Start Zookeeper by running the following command as the hadoopuser within the /opt/zookeeper/bin folder. Do not run the command from any other current directory.

./zkServer.sh start

Perform the above steps for each server in the ensemble, changing the id number in the myid file as appropriate.

Monitoring Zookeeper

The logging for Zookeeper is sent to /opt/zookeeper/logs/zookeeper.log. This is the same on all machines in the cluster.

Install Hadoop

Note that to use this procedure Hadoop version 2.2.0 should be used. (Do NOT use a later version. The HBase install includes jar files that are matched to Hadoop 2.2.0.) In your cluster, designate one machine to be the Hadoop ResourceManager. In this installation, we are using the masternode for this purpose. You will also need to designate one machine as the NameNode. In our example, that will be slavenode1.

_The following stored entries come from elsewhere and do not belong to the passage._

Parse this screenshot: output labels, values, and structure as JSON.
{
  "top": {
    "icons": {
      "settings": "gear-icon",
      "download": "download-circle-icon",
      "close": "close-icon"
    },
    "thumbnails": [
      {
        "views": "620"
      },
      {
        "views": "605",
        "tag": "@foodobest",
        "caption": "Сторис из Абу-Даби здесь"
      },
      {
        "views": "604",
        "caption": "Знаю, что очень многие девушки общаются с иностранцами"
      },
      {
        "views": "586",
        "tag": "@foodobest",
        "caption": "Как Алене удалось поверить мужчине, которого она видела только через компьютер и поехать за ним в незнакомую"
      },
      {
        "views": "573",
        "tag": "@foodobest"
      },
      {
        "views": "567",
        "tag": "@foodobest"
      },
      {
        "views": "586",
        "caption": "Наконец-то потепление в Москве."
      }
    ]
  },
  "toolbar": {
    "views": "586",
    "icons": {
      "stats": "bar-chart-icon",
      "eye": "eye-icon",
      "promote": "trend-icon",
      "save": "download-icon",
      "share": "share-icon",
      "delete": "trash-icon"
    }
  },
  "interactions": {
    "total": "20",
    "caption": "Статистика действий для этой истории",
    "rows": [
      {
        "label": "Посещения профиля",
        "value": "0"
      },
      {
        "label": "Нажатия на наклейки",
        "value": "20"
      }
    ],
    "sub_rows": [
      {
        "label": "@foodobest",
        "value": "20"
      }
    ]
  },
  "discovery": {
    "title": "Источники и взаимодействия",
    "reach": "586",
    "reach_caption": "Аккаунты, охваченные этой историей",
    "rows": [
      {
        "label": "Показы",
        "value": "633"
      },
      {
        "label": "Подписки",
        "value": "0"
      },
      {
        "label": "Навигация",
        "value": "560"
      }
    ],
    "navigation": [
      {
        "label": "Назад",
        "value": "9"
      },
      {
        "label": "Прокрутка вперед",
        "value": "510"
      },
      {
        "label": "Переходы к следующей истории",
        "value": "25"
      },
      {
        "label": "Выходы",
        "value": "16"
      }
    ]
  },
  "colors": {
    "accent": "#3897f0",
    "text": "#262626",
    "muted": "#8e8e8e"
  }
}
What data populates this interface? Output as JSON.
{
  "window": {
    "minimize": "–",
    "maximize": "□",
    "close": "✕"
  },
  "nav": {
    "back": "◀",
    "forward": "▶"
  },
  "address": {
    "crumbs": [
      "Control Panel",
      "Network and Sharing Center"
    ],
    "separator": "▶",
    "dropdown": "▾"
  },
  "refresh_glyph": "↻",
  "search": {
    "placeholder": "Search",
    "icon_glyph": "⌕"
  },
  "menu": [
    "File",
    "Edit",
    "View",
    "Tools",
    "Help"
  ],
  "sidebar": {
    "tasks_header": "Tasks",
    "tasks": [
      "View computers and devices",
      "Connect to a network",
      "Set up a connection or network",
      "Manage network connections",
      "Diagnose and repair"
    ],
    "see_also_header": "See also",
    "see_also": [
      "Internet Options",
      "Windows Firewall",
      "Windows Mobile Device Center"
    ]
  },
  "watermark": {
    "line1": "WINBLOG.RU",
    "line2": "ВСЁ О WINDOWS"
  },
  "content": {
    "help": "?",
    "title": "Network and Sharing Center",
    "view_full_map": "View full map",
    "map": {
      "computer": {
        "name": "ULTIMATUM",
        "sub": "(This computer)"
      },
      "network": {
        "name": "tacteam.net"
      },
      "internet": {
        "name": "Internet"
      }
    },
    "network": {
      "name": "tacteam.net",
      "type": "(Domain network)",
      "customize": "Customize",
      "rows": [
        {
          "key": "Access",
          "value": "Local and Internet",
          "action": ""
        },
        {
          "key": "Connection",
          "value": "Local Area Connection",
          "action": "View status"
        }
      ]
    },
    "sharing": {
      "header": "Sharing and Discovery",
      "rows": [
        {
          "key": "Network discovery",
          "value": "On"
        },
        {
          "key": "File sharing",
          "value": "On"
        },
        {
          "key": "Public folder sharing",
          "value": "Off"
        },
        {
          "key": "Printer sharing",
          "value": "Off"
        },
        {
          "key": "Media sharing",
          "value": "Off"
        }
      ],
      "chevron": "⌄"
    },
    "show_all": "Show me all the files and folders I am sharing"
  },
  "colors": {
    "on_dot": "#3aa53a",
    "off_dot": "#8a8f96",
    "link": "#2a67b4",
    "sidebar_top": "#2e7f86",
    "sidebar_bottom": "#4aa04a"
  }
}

Except where noted, the following steps are to be performed on each server in the cluster.

Set up RSA Key for hadoopuser

  1. su as hadoopuser
  2. create new directory .ssh in the hadoopuser’s home folder.
  3. Set permissions on the .ssh folder to 700
  4. Run the command ssh-keygen -t rsa
  5. When prompted, hit enter to set a blank passphrase
  6. Create a new file in .ssh called authorized_keys
  7. Copy the contents of id_rsa.pub to authorized_keys using the command cat id_rsa.pub >> authorized_keys
  8. Copy the RSA Key to each server using the command ssh-copy-id –i /home/hadoopuser/.ssh/id_rsa.pub hadoopuser@(target server name)
  9. Then, ssh into the target server to verify the success of the copy and to add the RSA to the list of known hosts.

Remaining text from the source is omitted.